Leggewie zufolge befinden sich viele NGOs aber in einem "Demokratisierungsparadox". Einerseits ist ihre demokratisierende Wirkung unbestritten, was aber nicht gleichzeitig ihre eigene demokratische Struktur garantiert.
"Abschied vom Staatsbürger", hin zum Weltbürger
Nach der Diskussion unterschiedlicher Demokratiemodelle - auch die österreichische Sozialpartnerschaft wird unter die Lupe genommen - und praktischen Vorschlägen zur Stärkung der Akteure "von unten" kommt Leggewie zu folgendem Ergebnis:

"Um konzeptionell und praktisch weiterzukommen, muss man offenbar Abschied nehmen vom Denkmodell des (auf seinem Gebiet) allzuständigen, durch gewählte Vertreter repräsentierten Staatsbürgers und sich einstellen auf den in besonderen Politikbereichen speziell zuständigen Unions- und Weltbürger."
Die Folgen für die NGOs
Was bedeutet dies aber in Bezug auf die NGOs? Gemeinwohlorientierung und Ausrichtung an universalistischen Normen reichten nicht aus. NGOs sollen nach Leggewie weitere repräsentative Funktionen übernehmen.
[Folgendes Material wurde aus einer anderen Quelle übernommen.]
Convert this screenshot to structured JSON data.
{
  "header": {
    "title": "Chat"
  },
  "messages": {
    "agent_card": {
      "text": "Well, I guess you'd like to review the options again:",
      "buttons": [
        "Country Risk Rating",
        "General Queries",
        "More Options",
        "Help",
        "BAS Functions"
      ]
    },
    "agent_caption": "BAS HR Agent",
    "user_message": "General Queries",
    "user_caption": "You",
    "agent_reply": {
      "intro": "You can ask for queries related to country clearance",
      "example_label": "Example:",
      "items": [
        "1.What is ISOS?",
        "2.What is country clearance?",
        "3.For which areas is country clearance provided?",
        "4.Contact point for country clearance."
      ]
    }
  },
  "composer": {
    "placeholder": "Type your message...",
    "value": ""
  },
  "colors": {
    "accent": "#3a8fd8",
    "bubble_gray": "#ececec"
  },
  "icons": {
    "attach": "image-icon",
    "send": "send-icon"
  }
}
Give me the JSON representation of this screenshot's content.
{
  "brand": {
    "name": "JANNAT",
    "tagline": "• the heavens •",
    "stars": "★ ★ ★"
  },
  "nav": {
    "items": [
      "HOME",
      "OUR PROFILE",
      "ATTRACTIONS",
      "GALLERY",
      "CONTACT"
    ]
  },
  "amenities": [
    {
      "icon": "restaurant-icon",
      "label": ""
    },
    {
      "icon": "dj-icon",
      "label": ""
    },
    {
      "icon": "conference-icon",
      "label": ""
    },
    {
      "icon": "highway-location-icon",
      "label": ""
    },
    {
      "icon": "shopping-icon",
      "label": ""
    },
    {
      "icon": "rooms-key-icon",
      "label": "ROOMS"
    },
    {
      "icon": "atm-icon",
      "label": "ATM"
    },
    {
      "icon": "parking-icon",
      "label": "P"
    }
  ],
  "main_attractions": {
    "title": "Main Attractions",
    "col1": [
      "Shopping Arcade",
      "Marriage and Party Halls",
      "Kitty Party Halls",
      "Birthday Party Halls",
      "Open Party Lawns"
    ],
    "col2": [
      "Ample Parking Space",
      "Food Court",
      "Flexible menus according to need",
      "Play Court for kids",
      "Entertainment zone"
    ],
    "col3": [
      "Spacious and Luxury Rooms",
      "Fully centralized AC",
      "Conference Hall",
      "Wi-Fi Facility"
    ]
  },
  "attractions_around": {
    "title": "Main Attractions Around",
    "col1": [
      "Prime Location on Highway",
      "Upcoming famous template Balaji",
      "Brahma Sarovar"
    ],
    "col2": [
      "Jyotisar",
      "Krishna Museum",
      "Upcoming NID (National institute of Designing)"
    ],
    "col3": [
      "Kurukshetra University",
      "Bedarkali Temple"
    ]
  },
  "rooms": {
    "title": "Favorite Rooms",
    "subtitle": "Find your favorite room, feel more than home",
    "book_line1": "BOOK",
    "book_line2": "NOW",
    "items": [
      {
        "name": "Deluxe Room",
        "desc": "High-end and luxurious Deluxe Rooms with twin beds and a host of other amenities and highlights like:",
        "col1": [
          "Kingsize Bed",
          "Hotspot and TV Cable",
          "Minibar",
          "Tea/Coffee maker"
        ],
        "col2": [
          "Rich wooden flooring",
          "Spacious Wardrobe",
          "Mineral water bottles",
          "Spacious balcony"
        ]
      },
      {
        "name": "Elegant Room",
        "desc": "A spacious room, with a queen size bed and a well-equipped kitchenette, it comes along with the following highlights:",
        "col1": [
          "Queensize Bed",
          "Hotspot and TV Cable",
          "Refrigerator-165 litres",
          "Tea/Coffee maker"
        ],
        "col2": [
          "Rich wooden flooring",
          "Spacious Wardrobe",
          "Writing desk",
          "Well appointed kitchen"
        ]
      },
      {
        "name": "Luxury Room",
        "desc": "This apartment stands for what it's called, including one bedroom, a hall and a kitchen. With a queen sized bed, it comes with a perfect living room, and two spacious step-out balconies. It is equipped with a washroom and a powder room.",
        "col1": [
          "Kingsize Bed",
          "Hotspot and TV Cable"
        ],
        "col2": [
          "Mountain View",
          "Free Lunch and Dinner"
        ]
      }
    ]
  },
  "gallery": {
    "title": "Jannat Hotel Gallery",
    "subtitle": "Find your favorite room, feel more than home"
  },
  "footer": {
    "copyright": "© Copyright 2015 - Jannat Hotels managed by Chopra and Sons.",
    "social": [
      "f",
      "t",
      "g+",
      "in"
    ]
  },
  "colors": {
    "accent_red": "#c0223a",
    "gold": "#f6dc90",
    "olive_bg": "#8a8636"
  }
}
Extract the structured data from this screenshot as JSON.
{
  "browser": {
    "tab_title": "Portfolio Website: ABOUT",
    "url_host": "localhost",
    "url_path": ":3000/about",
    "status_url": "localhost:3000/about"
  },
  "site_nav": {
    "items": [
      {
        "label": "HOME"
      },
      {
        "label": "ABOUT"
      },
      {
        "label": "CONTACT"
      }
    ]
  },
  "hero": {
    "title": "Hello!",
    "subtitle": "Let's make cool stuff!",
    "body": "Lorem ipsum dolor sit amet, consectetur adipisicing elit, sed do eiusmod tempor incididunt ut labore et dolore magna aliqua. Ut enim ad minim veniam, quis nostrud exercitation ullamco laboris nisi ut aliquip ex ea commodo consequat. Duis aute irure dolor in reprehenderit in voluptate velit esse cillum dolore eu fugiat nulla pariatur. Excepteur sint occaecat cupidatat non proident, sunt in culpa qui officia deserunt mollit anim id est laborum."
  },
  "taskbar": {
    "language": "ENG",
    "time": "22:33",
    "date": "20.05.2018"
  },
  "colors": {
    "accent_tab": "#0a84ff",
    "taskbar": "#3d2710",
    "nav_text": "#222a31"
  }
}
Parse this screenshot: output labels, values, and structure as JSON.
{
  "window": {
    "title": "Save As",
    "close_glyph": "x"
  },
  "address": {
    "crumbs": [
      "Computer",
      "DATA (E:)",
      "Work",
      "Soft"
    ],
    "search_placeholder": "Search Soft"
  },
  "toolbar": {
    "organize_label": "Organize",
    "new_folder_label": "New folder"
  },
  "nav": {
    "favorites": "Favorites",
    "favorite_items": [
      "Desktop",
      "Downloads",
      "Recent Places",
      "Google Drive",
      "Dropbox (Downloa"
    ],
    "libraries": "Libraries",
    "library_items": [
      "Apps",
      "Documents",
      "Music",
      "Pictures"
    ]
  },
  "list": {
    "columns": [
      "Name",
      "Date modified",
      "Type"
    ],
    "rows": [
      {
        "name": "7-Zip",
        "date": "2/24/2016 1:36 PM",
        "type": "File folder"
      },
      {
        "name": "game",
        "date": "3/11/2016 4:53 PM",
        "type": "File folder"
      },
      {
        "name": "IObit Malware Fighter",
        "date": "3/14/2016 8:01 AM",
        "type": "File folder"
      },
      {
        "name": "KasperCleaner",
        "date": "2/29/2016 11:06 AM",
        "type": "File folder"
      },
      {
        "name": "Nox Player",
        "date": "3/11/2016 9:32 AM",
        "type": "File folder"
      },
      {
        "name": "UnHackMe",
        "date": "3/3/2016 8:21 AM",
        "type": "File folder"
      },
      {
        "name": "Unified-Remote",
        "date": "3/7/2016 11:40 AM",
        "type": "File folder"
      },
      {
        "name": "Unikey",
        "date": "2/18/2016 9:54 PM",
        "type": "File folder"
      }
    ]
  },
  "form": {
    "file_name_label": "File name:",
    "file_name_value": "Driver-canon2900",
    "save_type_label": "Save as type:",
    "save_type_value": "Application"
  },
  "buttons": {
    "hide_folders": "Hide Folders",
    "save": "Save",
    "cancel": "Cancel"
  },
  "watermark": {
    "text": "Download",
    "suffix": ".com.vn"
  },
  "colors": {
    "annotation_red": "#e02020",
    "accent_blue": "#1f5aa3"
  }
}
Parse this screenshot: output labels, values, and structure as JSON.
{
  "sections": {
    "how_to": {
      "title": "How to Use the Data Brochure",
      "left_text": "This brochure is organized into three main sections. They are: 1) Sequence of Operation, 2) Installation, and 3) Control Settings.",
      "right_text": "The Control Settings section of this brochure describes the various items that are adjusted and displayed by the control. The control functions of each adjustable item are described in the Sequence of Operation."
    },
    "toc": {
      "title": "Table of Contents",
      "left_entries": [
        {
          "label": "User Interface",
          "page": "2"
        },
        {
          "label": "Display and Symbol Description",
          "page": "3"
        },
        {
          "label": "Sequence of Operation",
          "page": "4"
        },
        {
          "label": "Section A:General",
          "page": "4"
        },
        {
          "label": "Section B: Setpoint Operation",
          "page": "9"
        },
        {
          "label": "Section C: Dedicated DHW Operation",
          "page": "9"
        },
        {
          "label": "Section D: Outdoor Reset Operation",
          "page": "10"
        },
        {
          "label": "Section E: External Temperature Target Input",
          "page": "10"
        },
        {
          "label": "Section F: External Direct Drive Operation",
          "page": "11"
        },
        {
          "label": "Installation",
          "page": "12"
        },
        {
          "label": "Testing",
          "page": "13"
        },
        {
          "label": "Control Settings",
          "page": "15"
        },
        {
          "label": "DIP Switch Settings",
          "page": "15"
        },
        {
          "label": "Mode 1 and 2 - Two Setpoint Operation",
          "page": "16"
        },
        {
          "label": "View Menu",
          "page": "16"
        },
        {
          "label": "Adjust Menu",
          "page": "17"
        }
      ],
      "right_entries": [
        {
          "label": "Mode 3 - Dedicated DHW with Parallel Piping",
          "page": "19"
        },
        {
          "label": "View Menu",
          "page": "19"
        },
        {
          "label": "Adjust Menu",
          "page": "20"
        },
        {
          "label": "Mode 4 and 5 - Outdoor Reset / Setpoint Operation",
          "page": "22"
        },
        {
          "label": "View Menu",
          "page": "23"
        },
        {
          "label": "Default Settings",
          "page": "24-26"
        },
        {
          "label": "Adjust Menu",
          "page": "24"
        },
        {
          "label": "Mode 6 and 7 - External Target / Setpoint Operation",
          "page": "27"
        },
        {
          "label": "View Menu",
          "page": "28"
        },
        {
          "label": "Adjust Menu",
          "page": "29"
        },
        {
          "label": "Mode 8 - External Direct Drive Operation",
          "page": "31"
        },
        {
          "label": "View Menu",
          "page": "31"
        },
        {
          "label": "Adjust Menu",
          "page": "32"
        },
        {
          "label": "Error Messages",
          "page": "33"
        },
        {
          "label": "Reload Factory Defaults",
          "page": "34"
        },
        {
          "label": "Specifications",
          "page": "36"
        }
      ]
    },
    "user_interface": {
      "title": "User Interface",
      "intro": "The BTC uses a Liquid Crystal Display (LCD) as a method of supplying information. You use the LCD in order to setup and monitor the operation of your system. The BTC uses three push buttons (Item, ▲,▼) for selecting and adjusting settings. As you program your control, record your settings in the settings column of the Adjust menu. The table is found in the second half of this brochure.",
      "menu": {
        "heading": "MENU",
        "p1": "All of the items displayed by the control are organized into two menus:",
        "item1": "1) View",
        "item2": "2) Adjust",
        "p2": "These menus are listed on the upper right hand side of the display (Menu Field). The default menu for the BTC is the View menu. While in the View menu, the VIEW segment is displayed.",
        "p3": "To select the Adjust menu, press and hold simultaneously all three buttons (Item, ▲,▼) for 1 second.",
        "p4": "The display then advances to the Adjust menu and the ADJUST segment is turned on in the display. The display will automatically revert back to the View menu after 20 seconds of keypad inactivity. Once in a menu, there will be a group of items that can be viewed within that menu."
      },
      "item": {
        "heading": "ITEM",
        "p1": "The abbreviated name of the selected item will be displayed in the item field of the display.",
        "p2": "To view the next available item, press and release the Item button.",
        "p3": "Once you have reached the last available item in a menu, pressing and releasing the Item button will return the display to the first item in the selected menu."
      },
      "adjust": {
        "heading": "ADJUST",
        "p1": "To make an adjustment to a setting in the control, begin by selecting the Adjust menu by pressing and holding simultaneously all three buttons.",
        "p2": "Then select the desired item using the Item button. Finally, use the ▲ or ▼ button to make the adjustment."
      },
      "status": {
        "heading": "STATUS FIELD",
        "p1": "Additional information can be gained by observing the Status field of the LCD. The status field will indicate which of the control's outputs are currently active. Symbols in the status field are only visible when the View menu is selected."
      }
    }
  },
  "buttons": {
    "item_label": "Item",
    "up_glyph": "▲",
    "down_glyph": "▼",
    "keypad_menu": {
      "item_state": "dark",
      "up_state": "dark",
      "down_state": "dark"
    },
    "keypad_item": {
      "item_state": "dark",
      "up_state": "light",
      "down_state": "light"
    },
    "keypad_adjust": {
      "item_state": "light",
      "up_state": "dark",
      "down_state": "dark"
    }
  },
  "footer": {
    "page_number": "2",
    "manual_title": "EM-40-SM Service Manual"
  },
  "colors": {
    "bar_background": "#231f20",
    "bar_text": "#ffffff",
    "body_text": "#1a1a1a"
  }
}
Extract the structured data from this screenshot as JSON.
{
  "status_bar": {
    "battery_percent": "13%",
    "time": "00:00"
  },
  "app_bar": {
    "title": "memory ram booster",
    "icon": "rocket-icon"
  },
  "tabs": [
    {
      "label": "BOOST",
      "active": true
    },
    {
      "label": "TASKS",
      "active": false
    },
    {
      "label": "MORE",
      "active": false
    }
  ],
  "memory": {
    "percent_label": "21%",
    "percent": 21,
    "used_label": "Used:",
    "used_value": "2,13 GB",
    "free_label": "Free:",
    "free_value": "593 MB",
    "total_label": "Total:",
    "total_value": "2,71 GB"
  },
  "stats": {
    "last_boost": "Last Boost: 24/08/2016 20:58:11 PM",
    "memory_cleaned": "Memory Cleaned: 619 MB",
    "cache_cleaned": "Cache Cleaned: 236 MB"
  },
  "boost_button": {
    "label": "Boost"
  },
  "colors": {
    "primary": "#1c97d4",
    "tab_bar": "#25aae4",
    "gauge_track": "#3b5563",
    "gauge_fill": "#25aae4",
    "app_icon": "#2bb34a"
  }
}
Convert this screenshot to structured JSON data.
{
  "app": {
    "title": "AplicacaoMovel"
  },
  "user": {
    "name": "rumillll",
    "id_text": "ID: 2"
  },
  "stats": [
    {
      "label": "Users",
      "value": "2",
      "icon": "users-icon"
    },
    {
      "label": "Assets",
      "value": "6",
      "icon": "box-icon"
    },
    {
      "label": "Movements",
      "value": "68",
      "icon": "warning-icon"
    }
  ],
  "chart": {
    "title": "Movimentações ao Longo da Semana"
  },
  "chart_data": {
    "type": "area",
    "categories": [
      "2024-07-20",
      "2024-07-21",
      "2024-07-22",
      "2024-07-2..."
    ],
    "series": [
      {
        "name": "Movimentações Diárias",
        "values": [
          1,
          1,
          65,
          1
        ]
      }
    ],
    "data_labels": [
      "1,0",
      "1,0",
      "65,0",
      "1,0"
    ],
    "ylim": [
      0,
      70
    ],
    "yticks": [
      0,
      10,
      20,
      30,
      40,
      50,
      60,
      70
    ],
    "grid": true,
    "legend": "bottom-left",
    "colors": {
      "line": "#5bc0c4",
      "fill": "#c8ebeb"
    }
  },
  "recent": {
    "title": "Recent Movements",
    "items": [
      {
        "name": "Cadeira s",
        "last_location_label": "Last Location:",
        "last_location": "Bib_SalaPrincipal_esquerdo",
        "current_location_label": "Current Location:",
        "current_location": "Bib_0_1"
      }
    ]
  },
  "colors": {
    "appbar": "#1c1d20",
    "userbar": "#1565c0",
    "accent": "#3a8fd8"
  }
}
Das von ihm als zu "formlos-utopisch" charakterisierte Konzept des Weltbürgers solle durch ein "institutionelles Gerippe" ergänzt werden: NGOs müssten einer sektoral eingegrenzten "Wählerschaft" Rechenschaft ablegen, sich um eine stärkere öffentliche Erörterung ihrer Ziele bemühen und schließlich müssten sie ihre Distanz gegenüber parlamentarischen Entscheidungsgremien aufgeben.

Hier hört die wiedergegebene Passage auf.